CHEBEAGUE ISLAND, Maine (NEWS CENTER) - When Matt Ginn was growing up, his first job was picking strawberries at Maxwell’s Farm in his hometown of Cape Elizabeth. The pay, he says, wasn’t bad. “Forty cents a quart. I remember it vividly. And I was fourteen. I was in the 8th grade.”
His next stops in the food world were grocery stores in Cape Elizabeth and South Portland. From there he moved to restaurants, where he washed dishes and eventually started cooking. After graduating from Cheverus High School in Portland, he went to college, soon dropped out, and quickly realized he needed, in his words, “a new trajectory.”

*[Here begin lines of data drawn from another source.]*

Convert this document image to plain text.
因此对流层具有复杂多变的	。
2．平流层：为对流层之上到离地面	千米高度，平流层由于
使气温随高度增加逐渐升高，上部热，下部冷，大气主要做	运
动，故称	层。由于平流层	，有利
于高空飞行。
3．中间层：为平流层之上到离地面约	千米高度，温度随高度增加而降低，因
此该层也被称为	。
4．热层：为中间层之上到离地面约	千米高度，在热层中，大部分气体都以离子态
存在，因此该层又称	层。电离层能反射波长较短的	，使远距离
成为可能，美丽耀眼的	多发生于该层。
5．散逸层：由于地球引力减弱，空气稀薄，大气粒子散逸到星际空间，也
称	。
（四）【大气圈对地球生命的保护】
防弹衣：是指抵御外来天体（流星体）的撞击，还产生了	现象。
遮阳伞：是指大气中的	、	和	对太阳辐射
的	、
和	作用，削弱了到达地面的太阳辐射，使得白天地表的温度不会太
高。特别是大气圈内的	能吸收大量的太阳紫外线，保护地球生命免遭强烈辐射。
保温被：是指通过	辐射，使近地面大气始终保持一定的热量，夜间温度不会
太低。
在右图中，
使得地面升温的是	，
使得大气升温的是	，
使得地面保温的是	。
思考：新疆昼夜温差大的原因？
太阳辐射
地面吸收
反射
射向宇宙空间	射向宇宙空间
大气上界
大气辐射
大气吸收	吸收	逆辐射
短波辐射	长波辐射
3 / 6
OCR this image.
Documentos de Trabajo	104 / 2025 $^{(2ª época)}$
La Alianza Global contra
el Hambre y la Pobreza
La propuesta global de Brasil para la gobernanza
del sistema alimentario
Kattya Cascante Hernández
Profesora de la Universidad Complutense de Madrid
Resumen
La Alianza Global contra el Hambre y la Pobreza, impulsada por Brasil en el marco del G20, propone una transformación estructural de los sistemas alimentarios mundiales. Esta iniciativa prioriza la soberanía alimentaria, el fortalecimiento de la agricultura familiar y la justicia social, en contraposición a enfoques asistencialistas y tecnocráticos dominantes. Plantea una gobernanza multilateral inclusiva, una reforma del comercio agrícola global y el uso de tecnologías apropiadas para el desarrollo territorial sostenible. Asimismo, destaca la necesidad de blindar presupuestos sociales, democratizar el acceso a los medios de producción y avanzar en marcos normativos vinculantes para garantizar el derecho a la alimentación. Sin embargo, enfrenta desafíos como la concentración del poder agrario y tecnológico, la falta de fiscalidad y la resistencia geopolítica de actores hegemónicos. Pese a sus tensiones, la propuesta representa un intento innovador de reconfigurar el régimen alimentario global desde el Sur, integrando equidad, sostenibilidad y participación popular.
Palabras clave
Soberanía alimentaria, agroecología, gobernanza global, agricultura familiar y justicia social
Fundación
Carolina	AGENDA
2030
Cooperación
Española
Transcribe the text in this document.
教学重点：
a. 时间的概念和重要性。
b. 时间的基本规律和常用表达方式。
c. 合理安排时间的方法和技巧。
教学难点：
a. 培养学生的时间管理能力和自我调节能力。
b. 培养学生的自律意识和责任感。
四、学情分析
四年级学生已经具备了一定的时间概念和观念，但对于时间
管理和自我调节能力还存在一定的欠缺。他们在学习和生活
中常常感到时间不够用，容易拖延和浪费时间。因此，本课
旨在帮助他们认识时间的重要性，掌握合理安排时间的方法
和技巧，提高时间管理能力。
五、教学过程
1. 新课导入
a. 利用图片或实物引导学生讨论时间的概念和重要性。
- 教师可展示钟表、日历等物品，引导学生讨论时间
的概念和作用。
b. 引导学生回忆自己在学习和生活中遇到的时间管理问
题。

What followed was the job that changed his life, and he found it in an unexpected place—an Outback Steakhouse in the vast, sun-baked sprawl of Phoenix, Arizona. “I just fell in love with the adrenaline and the speed of the kitchen,” he says. During his job interview, the manager asked him where he’d worked before. “I mentioned some restaurants in South Portland where I’d prep cooked, and he asked, ‘What’s a busy night?’ And I said, oh, in the summer in Maine we’ll do 250 people. And he looked at me and he said, ‘Matt, we’ll do 250 people in an hour.’ “
Cranking out steaks and burgers at that Outback turned out to be valuable training for Ginn, who now work sixty to eighty hours a week overseeing the kitchens at Evo in Portland and the Chebeague Island Inn. One of the rare times of the day when he can relax is on the ferry to and from Chebeague, although he often cracks open a cookbook during the crossing. When he finally gets home around midnight after a day that may have started at 8:00 a.m., he likes to unwind with a glass of wine. And what else helps him to relax at that hour in a quiet house? You guessed it: he opens up…a cookbook.